During the COVID-19 pandemic, Michigan’s Unemployment Insurance Agency issued $6.6 billion in overpayments.

That’s noted among the several findings in a new report from the state Auditor General.

It also found the agency was slow to address problems and consistently did not meet federal standards for processing claims. In all, auditors noted 11 "material conditions" — the most severe assessment the auditor general assigns — and four "reportable conditions" — a lower level of deficiency.

Unemployment Agency Director Julia Dale said she recognizes the concerns, but she said the audit ignores fixes made since she took over the office more than a year ago.

“In many instances, what we are seeing with this report is a rehash of issues that have been addressed, addressed, and addressed again.
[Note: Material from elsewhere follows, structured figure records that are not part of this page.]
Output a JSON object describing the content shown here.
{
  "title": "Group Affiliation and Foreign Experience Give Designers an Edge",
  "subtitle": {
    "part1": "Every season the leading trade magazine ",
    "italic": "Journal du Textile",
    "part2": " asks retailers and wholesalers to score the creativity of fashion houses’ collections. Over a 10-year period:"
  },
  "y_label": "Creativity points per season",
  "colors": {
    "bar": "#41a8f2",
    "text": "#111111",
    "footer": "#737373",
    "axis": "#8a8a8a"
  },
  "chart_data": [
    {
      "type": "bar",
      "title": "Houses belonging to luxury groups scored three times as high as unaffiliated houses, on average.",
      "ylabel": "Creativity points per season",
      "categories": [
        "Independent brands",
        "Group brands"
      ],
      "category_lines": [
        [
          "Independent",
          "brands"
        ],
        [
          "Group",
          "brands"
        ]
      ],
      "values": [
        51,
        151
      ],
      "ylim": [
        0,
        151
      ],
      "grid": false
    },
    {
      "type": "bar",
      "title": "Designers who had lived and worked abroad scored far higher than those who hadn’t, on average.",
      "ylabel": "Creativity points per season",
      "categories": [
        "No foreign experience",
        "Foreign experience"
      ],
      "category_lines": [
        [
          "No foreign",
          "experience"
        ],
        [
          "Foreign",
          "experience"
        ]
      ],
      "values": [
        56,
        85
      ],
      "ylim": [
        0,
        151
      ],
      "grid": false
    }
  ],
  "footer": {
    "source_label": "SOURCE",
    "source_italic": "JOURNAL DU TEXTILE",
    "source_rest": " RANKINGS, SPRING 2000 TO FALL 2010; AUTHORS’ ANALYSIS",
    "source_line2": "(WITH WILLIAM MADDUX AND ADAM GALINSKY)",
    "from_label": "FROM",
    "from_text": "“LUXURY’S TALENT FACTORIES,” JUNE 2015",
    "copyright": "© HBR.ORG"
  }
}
And not only have been addressed in other audits, and in oversight committees but have also been remediated,” Dale said.

This is the fourth audit released in a five-part series on the handling of pandemic-era unemployment claims.

Senator Ed McBroom (R-Waucedah Twp) co-requested the review in 2020 in response to reports he was hearing of widespread issues.

Speaking Friday, McBroom said he hopes it will lead to policy change to address issues at the agency he says span over a decade.

“They have to get us to statutorily correct these problems so they don’t happen again. And they need to partner with us on that and not just tell us, ‘We cross our hearts that we’ll get it right the next time,” he said.

The agency has had several different department heads in a short span of time. Dale, who took over the agency in October 2021, is among the longest to hold her position in the past ten years.

Dale and the Unemployment Insurance Agency are pushing back heavily against the report.

During a media call, Dale told reporters she had initially reached out to the Office of the Auditor General to signal her desire to work with state oversight to better the long-troubled agency.

But she accused the auditor general's office of changing the scope of the audit, penalizing her department for not providing data it was working through, and not giving credit for fixes already made.

A specific point of contention dealt with findings over waivers given for overpayment.

The report found the state couldn’t justify over $10 billion it paid out in claims, the vast majority of which came in the first few months of the pandemic in 2020.

After finding much of the overpayments were not due to false claims but the state’s own troubles, the department began issuing waivers so those wrongly paid wouldn’t be penalized.

The audit found $1.7 billion of those waivers may have been wrongly granted. Meanwhile, it states another $280.7 million in waivers may have been improperly ignored.

Dale said her agency is still processing its waivers and didn’t want to take experts off their job to provide new data to the OAG.

“It’s very hard with the limited resources and the restrictions we have with our current system to be able to get the work out, make the changes in the system, to enact the waivers, to test them, and then to also say, ‘Yes, OAG. Come in and we’ll sit down with you and work through all those,'” Dale said.

While McBroom said he still believes in Dale as a leader for the agency, he indicated he’d like to see a shake up in other organizational leadership to ensure better accountability.

Other legislative Republican leadership joined in the criticism.

“The question still remains as to why the UIA director decided to move the agency’s head of investigations and all 76 members of the investigation staff over to the benefits division to expedite payments and overexpose billions of public dollars to possible fraud, and whether the governor’s office agreed with that decision,” Senate Minority Leader Aric Nesbitt (R-Porter Twp) said in a press release.

The audit covers a period between January 2020 through June 2022.